Taking a look at the last bit, that bit value is in the placement of 64. This means our first subnet will start at 64. Since we're subnetting class C and borrowing 2 subnets from the last octet to work with, we have 2 bits to work with as subnet bits.

11
128 and 64

with subnets, it's 2n. Since we have 2 bits, that's 4 subnets to work with.
00
01
10
11

Our lowest subnet is 64 since it's in the 64 bit position.

So your answer is C.

mr2nut

Think i've just managed to work it out by finding the correct answer from a lancalc...

255, minus the last part of the subnet, then minus 1 for the broadcast 255 IP = maximum number of clients right?


1 bits off 255.255.255.255 would be 255.255.255.254 = /31 = maximum number of clients = 1
2 bits off 255.255.255.255 would be 255.255.255.252 = /30 = maximum number of clients = 2
3 bits off 255.255.255.255 would be 255.255.255.248 = /29 = maximum number of clients = 6
4 bits off 255.255.255.255 would be 255.255.255.240 = /28 = maximum number of clients = 14
5 bits off 255.255.255.255 would be 255.255.255.224 = /27 = maximum number of clients = 30
6 bits off 255.255.255.255 would be 255.255.255.192 = /26 = maximum number of clients = 62
7 bits off 255.255.255.255 would be 255.255.255.128 = /25 = maximum number of clients = 126
8 bits off 255.255.255.255 would be 255.255.255.0 = /24 = maximum number of clients = 254

Therefore, the answer to my original post would be c right?


9 bits off 255.255.255 would be 255.255.254.0 = /23 = maximum number of clients = 508
10 bits off 255.255.255 would be 255.255.248.0 = /22 = maximum number of clients = 1018
11 bits off 255.255.255 would be 255.255.240.0 = /21 = maximum number of clients = 2036

Am I right in thinking that you can just double the last number of clients available then add 2? Sorry for the boring rubbish above but i'm trying to get my head around it all.

royal

Go read my last post.

mr2nut

royal wrote:

26 leaves 6 bits left. For clients, it's 2n-2. So 34 client bits are left.
27 leaves 5 bits left. for clients, it's 2n-2. So 23 client bits are left. This obviously doesn't satisfy the requirements for 6 servers, 26 clients, and scalability for 5 more users. So we know just narrowed down the answer to a or b.

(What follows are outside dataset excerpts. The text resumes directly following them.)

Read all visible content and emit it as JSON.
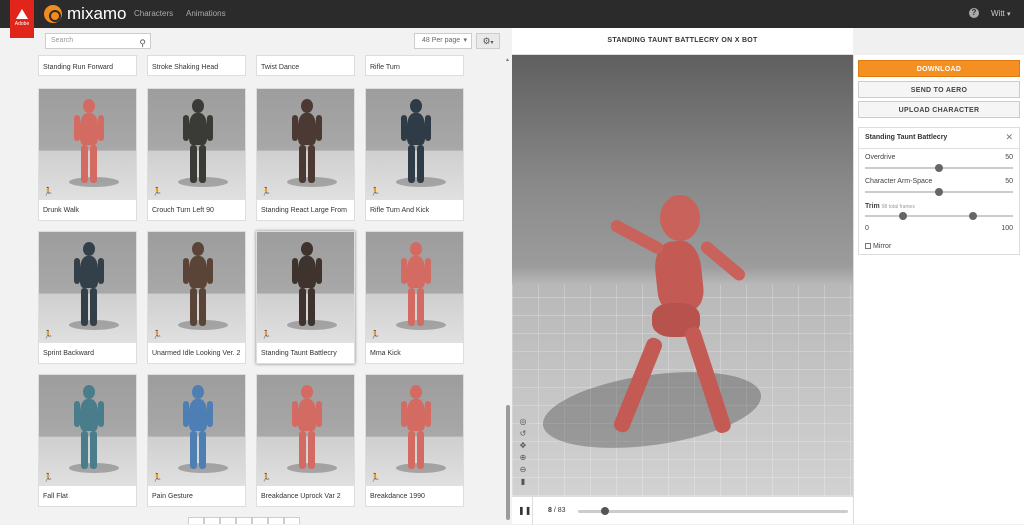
{
  "brand": {
    "adobe_label": "Adobe",
    "name": "mixamo"
  },
  "nav": {
    "characters": "Characters",
    "animations": "Animations"
  },
  "user": {
    "name": "Witt"
  },
  "search": {
    "placeholder": "Search"
  },
  "per_page": {
    "value": "48 Per page"
  },
  "cards_top_row": [
    "Standing Run Forward",
    "Stroke Shaking Head",
    "Twist Dance",
    "Rifle Turn"
  ],
  "cards": [
    {
      "label": "Drunk Walk"
    },
    {
      "label": "Crouch Turn Left 90"
    },
    {
      "label": "Standing React Large From"
    },
    {
      "label": "Rifle Turn And Kick"
    },
    {
      "label": "Sprint Backward"
    },
    {
      "label": "Unarmed Idle Looking Ver. 2"
    },
    {
      "label": "Standing Taunt Battlecry"
    },
    {
      "label": "Mma Kick"
    },
    {
      "label": "Fall Flat"
    },
    {
      "label": "Pain Gesture"
    },
    {
      "label": "Breakdance Uprock Var 2"
    },
    {
      "label": "Breakdance 1990"
    }
  ],
  "viewer": {
    "title": "STANDING TAUNT BATTLECRY ON X BOT",
    "frame_current": "8",
    "frame_total": "/ 83",
    "progress": 0.1
  },
  "panel": {
    "download": "DOWNLOAD",
    "send_to_aero": "SEND TO AERO",
    "upload_character": "UPLOAD CHARACTER",
    "settings_title": "Standing Taunt Battlecry",
    "overdrive_label": "Overdrive",
    "overdrive_value": "50",
    "armspace_label": "Character Arm-Space",
    "armspace_value": "50",
    "trim_label": "Trim",
    "trim_sub": "98 total frames",
    "trim_min": "0",
    "trim_max": "100",
    "mirror_label": "Mirror"
  },
  "colors": {
    "accent": "#f39021",
    "mannequin": "#d46b63",
    "topbar": "#2b2b2b"
  }
}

So with a /26 we have a subnet mask of 255.255.255.192
11111111.11111111.11111111.11000000

Taking a look at the last bit, that bit value is in the placement of 64. This means our first subnet will start at 64. Since we're subnetting class C and borrowing 2 subnets from the last octet to work with, we have 2 bits to work with as subnet bits.

11
128 and 64

with subnets, it's 2n. Since we have 2 bits, that's 4 subnets to work with.
00
01
10
11

Our lowest subnet is 64 since it's in the 64 bit position.

So your answer is C.

That's helped me out greatly, I figured out which it was out of the /26 and /27 but couldn't see why you would choose to start the IP range at 64 over 32. I now understand that you go by where the last bit is within the binary calculation i.e. 2nd along so 128-64 = .64 Great stuff buddy, cheers.

p.s. what does 2n mean? You'll have to bare with my maths a little, it was a weak subject back at school lol.

mr2nut

royal wrote:

Go read my last post.

I'm such a slow typer, that by the time i'd put my second post up your reply was there. Well, it's either your too quick or i'm too slow :P

royal

2n-n essentially means (2 bits * amount of bits borrowed - 2). Clients cannot use all 0s a .0 host ip or all 1s .255 host ip. Because of that, when calculating the amount of host ips, you do 2n-2. Subnets can use all 1s and all 0s. So you just do 2n (2 * # of bits borrowed).